Good, that is to say well-aligned, posture helps maintain a strong, healthy joint structure. Good posture looks and feels great! Good posture means your head (chin in), neck, spine and hips are all in line, shoulders squared and knees relaxed with weight balanced evenly on both feet. Our joints, muscles, ligaments, bones, breathing, circulation and personal appearance benefit. In addition, good posture shouts, ‘confident, capable, wide awake!’. Slumped, slouched, hunched and twisted do none of the aforementioned.
Positioned for protection
Cold, tensed-up joints and muscles are more susceptible to strains and sprains. Ensure you stay warm by wrapping up and treating your feet to comfortable, flat shoes. High heels and ill-fitting shoes throw spines out of line, stretching our ligaments and stressing our joints and muscles.
Our contortions in a chair are many and varied – cast an x-ray eye around any office, train carriage or indeed anywhere people are seated and visualise the twists in some of those spines. Protect against back and neck strain by sitting well back in the chair, lower back and thighs supported with both feet on the floor, keep shoulders well away from ears, and computer/TV screens at eye-level. Modify your adjustable chair to suit you.

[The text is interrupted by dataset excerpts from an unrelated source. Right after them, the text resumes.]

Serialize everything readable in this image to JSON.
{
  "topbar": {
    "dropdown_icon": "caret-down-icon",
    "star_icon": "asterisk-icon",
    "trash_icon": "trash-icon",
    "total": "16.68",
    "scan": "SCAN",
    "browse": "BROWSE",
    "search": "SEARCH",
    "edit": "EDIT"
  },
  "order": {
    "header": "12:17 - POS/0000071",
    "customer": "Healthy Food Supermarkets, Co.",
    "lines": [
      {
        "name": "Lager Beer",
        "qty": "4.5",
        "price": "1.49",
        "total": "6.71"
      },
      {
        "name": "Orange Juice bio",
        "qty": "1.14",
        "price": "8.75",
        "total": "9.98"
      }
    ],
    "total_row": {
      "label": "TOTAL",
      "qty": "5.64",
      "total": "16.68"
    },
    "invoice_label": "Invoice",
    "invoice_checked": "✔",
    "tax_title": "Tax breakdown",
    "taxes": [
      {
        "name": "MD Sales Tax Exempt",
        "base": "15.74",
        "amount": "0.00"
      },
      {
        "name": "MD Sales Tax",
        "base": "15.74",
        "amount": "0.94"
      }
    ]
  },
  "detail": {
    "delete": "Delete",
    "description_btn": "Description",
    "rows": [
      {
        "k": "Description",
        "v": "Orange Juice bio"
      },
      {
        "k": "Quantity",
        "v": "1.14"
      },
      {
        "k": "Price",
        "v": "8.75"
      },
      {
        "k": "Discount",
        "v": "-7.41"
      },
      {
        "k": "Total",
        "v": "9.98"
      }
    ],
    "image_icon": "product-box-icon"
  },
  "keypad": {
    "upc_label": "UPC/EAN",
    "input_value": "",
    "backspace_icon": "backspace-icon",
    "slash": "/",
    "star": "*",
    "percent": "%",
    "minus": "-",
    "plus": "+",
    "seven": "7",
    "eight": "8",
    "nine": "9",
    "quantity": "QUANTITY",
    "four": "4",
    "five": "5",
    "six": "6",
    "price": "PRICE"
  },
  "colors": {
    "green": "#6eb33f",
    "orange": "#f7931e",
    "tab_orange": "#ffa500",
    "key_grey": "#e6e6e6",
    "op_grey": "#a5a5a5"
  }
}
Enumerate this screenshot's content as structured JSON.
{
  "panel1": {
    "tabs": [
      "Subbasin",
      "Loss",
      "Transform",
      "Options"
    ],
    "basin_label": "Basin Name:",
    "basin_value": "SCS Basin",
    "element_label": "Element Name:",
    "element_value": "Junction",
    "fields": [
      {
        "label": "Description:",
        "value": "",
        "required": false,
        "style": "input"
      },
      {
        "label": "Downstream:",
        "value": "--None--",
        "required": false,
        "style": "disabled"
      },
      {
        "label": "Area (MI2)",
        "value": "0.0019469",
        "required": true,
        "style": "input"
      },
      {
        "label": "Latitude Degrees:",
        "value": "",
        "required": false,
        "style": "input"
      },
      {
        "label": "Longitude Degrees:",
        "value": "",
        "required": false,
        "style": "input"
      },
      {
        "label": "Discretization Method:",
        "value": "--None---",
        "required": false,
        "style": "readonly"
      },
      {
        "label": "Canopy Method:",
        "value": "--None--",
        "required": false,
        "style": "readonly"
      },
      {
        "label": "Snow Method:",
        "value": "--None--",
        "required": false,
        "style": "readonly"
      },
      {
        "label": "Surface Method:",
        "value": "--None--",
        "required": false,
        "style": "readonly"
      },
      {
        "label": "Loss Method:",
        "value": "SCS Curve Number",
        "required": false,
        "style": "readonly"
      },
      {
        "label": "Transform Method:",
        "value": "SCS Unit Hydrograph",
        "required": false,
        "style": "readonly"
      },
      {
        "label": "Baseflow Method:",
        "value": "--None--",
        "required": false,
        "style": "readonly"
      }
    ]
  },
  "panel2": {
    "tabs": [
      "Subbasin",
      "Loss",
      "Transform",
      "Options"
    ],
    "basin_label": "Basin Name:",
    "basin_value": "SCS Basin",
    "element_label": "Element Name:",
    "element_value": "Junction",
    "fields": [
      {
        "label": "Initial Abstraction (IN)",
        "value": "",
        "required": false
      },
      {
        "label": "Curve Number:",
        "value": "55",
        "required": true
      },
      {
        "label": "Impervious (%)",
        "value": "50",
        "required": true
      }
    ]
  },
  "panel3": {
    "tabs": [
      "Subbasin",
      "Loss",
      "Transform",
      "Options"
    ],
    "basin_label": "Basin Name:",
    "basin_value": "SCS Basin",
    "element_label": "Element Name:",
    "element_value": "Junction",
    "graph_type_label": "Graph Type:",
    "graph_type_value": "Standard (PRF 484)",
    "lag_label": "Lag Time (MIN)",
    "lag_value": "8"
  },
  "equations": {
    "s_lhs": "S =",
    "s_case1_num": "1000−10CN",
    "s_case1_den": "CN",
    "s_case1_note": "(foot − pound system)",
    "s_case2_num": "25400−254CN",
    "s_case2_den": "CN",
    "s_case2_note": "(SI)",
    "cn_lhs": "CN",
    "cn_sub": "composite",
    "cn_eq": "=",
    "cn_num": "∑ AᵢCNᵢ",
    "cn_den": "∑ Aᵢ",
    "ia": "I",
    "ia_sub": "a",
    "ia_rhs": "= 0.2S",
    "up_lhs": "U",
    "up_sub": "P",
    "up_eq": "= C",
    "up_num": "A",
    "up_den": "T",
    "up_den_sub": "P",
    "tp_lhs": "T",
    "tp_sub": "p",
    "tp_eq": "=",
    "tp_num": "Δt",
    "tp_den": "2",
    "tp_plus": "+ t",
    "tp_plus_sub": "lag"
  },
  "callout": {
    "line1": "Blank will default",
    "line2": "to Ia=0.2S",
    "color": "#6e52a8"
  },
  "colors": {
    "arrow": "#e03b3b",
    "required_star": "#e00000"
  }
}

Then there’s the Medusa trap… To avoid turning to stone we need to shift position regularly. Wriggle, shake, stand up and stretch to help those joint-supporting muscles and ligaments stay supple, strong and mobile – plus a good stretch restores energy and refreshes our grey matter.

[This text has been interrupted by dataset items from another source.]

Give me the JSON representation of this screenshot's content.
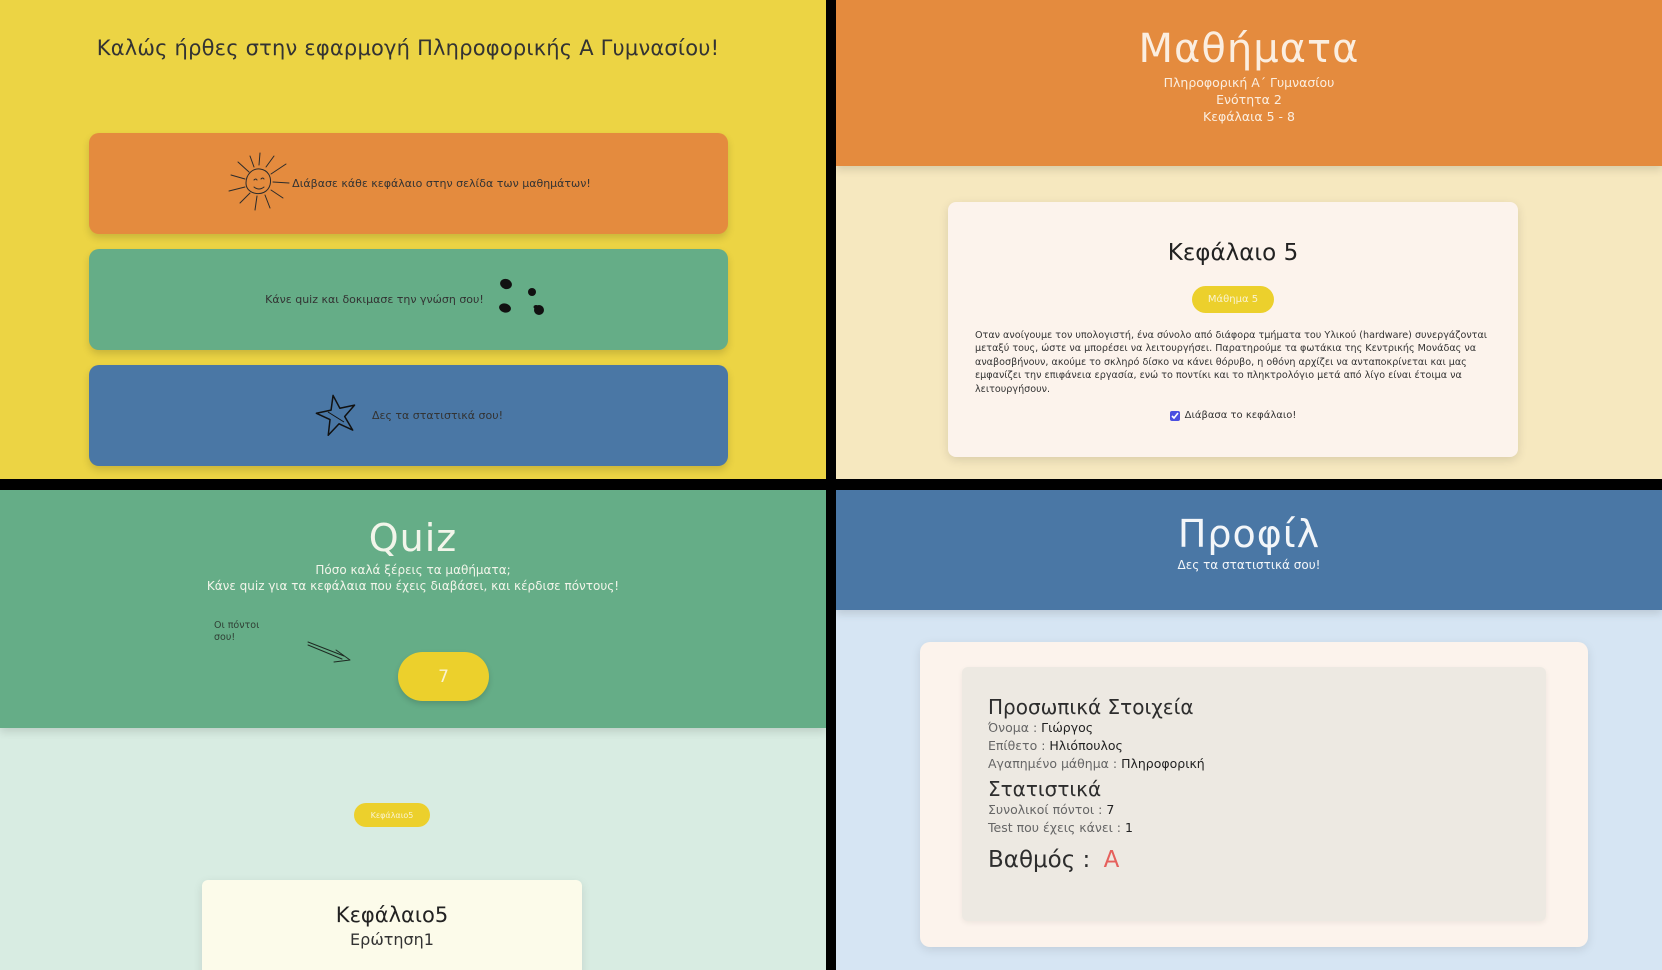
{
  "home": {
    "title": "Καλώς ήρθες στην εφαρμογή Πληροφορικής Α Γυμνασίου!",
    "cards": [
      {
        "label": "Διάβασε κάθε κεφάλαιο στην σελίδα των μαθημάτων!",
        "icon": "sun-doodle-icon",
        "color": "#e48b3e"
      },
      {
        "label": "Κάνε quiz και δοκιμασε την γνώση σου!",
        "icon": "dots-doodle-icon",
        "color": "#65ad87"
      },
      {
        "label": "Δες τα στατιστικά σου!",
        "icon": "star-doodle-icon",
        "color": "#4a77a5"
      }
    ]
  },
  "lessons": {
    "title": "Μαθήματα",
    "subtitle_lines": [
      "Πληροφορική Α΄ Γυμνασίου",
      "Ενότητα 2",
      "Κεφάλαια 5 - 8"
    ],
    "chapter": {
      "title": "Κεφάλαιο 5",
      "button_label": "Μάθημα 5",
      "text": "Οταν ανοίγουμε τον υπολογιστή, ένα σύνολο από διάφορα τμήματα του Υλικού (hardware) συνεργάζονται μεταξύ τους, ώστε να μπορέσει να λειτουργήσει. Παρατηρούμε τα φωτάκια της Κεντρικής Μονάδας να αναβοσβήνουν, ακούμε το σκληρό δίσκο να κάνει θόρυβο, η οθόνη αρχίζει να ανταποκρίνεται και μας εμφανίζει την επιφάνεια εργασία, ενώ το ποντίκι και το πληκτρολόγιο μετά από λίγο είναι έτοιμα να λειτουργήσουν.",
      "checkbox_label": "Διάβασα το κεφάλαιο!",
      "checked": true
    }
  },
  "quiz": {
    "title": "Quiz",
    "subtitle_lines": [
      "Πόσο καλά ξέρεις τα μαθήματα;",
      "Κάνε quiz για τα κεφάλαια που έχεις διαβάσει, και κέρδισε πόντους!"
    ],
    "points_label_lines": [
      "Οι πόντοι",
      "σου!"
    ],
    "points": "7",
    "chapter_button": "Κεφάλαιο5",
    "question_card": {
      "chapter": "Κεφάλαιο5",
      "question": "Ερώτηση1"
    }
  },
  "profile": {
    "title": "Προφίλ",
    "subtitle": "Δες τα στατιστικά σου!",
    "personal_title": "Προσωπικά Στοιχεία",
    "fields": [
      {
        "label": "Όνομα : ",
        "value": "Γιώργος"
      },
      {
        "label": "Επίθετο : ",
        "value": "Ηλιόπουλος"
      },
      {
        "label": "Αγαπημένο μάθημα : ",
        "value": "Πληροφορική"
      }
    ],
    "stats_title": "Στατιστικά",
    "stats": [
      {
        "label": "Συνολικοί πόντοι : ",
        "value": "7"
      },
      {
        "label": "Test που έχεις κάνει : ",
        "value": "1"
      }
    ],
    "grade_label": "Βαθμός : ",
    "grade_value": "Α",
    "grade_color": "#e5605c"
  },
  "colors": {
    "yellow": "#ecd444",
    "orange": "#e48b3e",
    "green": "#65ad87",
    "blue": "#4a77a5",
    "button_yellow": "#ecd02c"
  }
}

When lying in bed, an aligned, well-supported spine helps keep everything else in position. Are your mattress and pillows keeping you straight? Check the height of your pillows to see whether you need is staying in line with your spine whilst in slumber.
Avoid winter weight-gain and we avoid loading extra stress and strain on weight-bearing joints – every extra pound puts four times extra stress on knees, for example. Choose foods such as lean meat, oily fish, dairy, winter greens and fresh fruit. Together these foods contain a joint-healthy cocktail including: bone-, muscle- and cartilage-building protein; omega-3s, thought to improve blood flow; vitamin C, for cartilage production; bone-strengthening calcium, and vitamin D which together with vitamin K help the body absorb the latter. Drink only two or three cups of tea or coffee per day – excess caffeine may weaken our bones.
Moving right along
Keeping active eases stiff joints, strengthens joint-stabilising muscles, helps prevent bone loss and helps control body weight. Balance low impact aerobic exercise (e.g. swimming or cycling) with Pilates or yoga (for core strength and flexibility) and weight-bearing exercise (e.g. walking or hiking) to increase muscle and bone density.
In cold weather, exercise wearing layers means we start warm but can peel off if necessary. To lower the risk of joint and muscle injury, always warm up: work up gradually over about ten minutes from very gentle exercising to full pitch and, similarly, slow down towards the end.